Photography: Aya Sekine

SANAA is a Japanese architectural studio founded in 1995 by Kazuyo Sejima and Ryue Nishizawa (Sejima And Nishizawa And Associates). The Tokyo based duo are responsible for a number of highly acclaimed buildings worldwide, including the Louvre-Lens In France, The Rolex Learning Center in Switzerland, the New Museum of Contemporary Art in New York, and the Serpentine Gallery Pavilion in London. They also earned the Pritzker Architecture Prize in 2010, the profession’s highest honour.

In Japan, SANAA’s fresh, innovative design approach has contributed to the changing landscapes of both urban cities and rural countryside, the best known examples being the O-Museum in Nagano, the 21st Century Museum of Contemporary Art in Kanazawa, the Marine station “Naoshima” in Kagawa and the Dior Omotesando store in Tokyo.

SANAA are also known for their experiments in housing design. For The Japanese House: Architecture and Life after 1945 currently showing at the Barbican, co-founder Nishizawa has recreated a 1:1 scale residential home, replicating one of his most recognised solo house projects, Moriyama House. The project, inspired by Tokyo’s narrow alleyways, was designed as private rental accommodation, with 10 asymmetrical, semi open-plan units connected by a garden space. Exhibition visitors are encouraged to walk around inside the fully furnished units and small gardens, to better understand how Nishizawa approached the house as a city, with each small prefab unit having a separate function in order to strengthen the connection between inside and outside.

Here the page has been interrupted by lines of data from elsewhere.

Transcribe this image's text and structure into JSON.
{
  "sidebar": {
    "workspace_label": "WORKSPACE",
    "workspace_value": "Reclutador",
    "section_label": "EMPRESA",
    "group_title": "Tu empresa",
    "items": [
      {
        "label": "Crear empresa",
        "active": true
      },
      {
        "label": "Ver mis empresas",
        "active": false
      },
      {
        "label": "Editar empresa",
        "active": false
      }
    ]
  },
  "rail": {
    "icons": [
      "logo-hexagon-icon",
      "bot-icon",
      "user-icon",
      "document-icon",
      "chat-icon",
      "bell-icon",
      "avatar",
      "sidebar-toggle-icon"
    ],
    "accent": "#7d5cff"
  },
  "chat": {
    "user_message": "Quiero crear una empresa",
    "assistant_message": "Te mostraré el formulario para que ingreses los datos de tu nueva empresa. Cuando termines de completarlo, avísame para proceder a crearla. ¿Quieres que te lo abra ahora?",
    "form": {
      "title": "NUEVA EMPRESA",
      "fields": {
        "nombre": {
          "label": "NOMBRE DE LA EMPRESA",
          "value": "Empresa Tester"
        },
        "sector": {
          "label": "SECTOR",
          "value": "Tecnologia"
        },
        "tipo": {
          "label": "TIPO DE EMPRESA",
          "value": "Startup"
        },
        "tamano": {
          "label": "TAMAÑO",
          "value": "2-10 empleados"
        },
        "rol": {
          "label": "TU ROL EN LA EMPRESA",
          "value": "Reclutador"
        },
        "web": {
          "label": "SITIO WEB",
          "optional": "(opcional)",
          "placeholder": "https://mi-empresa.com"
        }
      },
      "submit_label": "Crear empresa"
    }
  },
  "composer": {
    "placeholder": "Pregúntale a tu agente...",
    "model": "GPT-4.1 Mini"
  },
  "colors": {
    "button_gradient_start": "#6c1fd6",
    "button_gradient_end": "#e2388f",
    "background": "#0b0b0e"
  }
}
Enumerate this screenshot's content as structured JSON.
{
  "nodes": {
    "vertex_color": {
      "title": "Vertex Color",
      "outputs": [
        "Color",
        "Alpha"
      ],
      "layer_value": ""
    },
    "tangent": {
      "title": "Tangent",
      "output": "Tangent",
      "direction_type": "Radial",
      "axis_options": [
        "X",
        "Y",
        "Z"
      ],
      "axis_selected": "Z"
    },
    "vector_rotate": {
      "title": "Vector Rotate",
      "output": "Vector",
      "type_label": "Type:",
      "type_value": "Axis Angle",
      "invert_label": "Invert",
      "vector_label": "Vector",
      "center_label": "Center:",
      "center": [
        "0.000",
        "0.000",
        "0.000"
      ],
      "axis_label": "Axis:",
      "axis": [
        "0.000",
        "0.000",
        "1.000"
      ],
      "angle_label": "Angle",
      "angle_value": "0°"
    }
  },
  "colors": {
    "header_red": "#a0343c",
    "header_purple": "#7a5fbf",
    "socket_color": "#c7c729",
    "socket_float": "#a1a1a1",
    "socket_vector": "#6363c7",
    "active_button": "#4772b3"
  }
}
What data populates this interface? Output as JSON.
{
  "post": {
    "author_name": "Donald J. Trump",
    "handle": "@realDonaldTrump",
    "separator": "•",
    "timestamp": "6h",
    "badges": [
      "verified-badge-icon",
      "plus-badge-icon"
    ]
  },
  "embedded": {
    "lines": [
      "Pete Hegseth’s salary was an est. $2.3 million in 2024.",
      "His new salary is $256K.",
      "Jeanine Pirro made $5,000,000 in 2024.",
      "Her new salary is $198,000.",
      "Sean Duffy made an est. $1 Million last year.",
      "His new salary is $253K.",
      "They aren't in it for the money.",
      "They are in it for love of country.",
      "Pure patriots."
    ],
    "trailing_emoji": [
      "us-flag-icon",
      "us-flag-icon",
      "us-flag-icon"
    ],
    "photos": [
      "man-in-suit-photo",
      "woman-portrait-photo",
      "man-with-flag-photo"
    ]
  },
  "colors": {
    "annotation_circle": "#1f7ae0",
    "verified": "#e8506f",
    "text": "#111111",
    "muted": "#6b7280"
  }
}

Like all great architects, SANAA creations are sensitive to the surrounding environment. Despite the clean lines and restrained minimalism, their designs are highly complex, they use glass, steel and polycarbonate to create spaces that are elegant and refined, with a streamlined simplicity and an abundance of light.

The Pritzker Prize jury commented “They explore like few others the phenomenal properties of continuous space, lightness, transparency and materiality to create a subtle synthesis. Sejima and Nishizawa’s architecture stands in direct contrast with the bombastic and rhetorical. Instead, they seek the essential qualities of architecture that result in a much appreciated straightforwardness, economy of means and restraint in their work.”


The Japanese House is showing at the Barbican until 25th June.